Subtle persuasion, not dazzling fireworks, was his method. To open, he played the Suite No. 7 by Silvius Leopold Weiss with such soft grace and pointed detail that these little Baroque dances lit up vividly.

Cicero himself might have learned something from the way Barrueco played Granados' "Zarabanda" and Turina's Sonata, the ebb and flow, light and shadow, whisper and thunder of their arguments perfectly gauged to draw the listener in.

In Sor's Variations on a Theme by Mozart, Barrueco's guitar turned into a singing instrument, as he used strategically placed vibrato and glowing tone to create smooth, curved melody.
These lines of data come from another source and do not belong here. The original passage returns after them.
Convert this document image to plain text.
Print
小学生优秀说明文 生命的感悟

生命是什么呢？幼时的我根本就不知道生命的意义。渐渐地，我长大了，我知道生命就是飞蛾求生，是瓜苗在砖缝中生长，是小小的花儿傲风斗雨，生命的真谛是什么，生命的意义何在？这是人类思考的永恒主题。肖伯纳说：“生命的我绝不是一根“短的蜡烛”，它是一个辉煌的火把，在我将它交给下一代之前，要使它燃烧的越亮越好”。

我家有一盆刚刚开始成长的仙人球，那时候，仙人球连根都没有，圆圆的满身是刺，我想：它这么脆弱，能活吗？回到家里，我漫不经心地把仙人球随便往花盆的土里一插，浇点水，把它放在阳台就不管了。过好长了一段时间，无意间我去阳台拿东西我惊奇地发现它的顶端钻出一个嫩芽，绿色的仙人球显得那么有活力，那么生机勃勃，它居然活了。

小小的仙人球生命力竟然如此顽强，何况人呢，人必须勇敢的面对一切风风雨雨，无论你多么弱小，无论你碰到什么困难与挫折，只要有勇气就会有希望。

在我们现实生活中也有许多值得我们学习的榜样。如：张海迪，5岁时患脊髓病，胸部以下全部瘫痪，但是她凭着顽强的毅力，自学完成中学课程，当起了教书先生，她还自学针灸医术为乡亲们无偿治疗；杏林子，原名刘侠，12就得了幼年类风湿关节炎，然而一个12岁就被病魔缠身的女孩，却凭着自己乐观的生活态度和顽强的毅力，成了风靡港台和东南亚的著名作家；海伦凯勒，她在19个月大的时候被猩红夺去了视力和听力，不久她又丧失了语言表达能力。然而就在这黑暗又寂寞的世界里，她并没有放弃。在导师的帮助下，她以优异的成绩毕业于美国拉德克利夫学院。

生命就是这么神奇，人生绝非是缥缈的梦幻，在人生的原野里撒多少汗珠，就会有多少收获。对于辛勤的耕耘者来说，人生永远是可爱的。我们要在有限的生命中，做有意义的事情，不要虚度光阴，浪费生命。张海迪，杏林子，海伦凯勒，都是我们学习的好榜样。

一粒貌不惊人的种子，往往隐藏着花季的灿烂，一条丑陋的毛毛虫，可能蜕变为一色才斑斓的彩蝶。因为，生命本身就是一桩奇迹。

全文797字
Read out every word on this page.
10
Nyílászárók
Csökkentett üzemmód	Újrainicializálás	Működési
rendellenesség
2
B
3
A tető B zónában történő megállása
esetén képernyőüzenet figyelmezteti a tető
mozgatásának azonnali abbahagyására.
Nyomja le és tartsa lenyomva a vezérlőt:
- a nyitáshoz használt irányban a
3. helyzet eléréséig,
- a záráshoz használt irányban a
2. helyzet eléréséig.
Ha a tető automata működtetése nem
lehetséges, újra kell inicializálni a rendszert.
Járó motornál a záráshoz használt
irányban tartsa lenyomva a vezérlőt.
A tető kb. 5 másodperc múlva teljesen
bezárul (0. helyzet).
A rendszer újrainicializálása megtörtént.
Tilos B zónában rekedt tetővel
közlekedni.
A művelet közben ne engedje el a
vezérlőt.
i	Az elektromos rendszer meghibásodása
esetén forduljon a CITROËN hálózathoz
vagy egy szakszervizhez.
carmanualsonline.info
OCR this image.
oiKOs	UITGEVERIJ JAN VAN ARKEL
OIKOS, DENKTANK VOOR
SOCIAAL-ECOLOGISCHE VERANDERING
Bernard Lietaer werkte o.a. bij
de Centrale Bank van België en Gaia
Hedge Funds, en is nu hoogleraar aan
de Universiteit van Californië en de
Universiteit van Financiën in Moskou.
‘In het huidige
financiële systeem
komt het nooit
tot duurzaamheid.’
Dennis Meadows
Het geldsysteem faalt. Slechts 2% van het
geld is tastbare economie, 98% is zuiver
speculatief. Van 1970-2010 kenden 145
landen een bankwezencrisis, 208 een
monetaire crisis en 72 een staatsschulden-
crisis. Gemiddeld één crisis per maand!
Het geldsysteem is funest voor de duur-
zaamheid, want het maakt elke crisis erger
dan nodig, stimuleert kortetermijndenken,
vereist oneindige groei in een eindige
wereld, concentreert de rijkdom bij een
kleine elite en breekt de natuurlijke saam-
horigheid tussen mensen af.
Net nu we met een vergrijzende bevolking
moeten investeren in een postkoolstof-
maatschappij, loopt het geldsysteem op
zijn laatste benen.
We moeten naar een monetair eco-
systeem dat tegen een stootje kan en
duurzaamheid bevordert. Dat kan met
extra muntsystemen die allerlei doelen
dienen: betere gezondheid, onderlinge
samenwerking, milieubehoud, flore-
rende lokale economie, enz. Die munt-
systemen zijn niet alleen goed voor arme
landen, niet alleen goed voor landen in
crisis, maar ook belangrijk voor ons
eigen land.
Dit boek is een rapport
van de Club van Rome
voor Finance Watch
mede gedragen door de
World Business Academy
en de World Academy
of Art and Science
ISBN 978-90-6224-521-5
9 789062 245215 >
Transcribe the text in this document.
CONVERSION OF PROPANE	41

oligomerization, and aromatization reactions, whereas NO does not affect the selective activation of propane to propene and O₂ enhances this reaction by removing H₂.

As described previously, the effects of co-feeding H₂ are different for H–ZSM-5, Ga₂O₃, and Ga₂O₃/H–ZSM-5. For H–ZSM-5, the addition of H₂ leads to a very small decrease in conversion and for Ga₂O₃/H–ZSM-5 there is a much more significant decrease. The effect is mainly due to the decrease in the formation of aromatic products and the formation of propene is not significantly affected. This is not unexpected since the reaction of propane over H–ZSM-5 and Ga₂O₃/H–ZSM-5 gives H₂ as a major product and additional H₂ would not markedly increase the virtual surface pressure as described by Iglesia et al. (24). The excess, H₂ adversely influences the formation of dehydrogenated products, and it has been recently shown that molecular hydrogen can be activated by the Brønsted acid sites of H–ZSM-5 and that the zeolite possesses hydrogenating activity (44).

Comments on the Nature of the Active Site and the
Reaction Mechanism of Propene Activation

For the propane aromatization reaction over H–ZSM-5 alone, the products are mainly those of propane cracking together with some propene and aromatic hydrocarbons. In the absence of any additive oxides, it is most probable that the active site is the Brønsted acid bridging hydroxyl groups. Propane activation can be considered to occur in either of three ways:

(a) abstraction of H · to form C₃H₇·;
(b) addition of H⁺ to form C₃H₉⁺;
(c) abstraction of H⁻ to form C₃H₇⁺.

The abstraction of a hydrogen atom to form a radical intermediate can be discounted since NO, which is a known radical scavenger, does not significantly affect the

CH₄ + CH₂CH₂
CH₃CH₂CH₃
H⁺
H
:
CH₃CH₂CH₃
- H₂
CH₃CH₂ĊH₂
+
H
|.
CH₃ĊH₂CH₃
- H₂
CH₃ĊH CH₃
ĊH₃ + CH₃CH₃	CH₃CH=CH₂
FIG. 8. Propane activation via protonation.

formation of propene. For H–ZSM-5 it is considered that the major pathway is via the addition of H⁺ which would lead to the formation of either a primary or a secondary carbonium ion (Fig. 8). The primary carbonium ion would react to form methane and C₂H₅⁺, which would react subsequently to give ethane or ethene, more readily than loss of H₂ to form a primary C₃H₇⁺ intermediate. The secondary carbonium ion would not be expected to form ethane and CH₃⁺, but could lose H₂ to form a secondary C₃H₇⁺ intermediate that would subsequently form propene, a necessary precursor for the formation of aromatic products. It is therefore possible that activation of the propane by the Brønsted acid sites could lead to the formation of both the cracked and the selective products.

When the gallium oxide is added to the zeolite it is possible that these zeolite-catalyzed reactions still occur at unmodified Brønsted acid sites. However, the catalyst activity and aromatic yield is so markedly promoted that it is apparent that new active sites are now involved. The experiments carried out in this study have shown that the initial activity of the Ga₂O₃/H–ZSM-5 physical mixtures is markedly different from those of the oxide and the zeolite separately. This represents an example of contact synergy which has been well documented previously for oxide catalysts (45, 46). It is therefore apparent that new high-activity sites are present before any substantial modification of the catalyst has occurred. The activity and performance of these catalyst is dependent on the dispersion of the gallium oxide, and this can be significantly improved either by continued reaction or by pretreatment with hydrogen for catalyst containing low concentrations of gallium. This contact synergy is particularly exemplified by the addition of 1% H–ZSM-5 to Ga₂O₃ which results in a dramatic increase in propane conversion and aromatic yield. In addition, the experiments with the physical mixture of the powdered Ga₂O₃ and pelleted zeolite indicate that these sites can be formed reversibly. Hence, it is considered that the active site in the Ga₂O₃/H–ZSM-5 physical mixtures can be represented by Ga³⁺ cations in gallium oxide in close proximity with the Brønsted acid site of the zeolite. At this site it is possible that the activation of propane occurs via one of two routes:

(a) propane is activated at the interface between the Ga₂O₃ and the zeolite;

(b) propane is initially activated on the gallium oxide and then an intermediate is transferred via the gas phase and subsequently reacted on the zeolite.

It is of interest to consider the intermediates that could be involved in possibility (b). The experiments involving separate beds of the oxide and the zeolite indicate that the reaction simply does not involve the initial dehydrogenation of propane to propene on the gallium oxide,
Within this musician's small but purposefully controlled dynamic range, Albeniz's "Asturias" became not a raging fire, as some guitarists would have it, but a poem of quiet urgency, all the more effective for being suggestive rather than explicit.

Among all this great music--at least, Barrueco made it sound that way--Chick Corea's "Sometime Ago" couldn't be saved from its own tired use of Spanish-music cliches, though as a display of his technical accomplishment, it served the guitarist well enough.

In encore, Albeniz's Tango in D sounded anything but cliched, in a poised and seductive reading.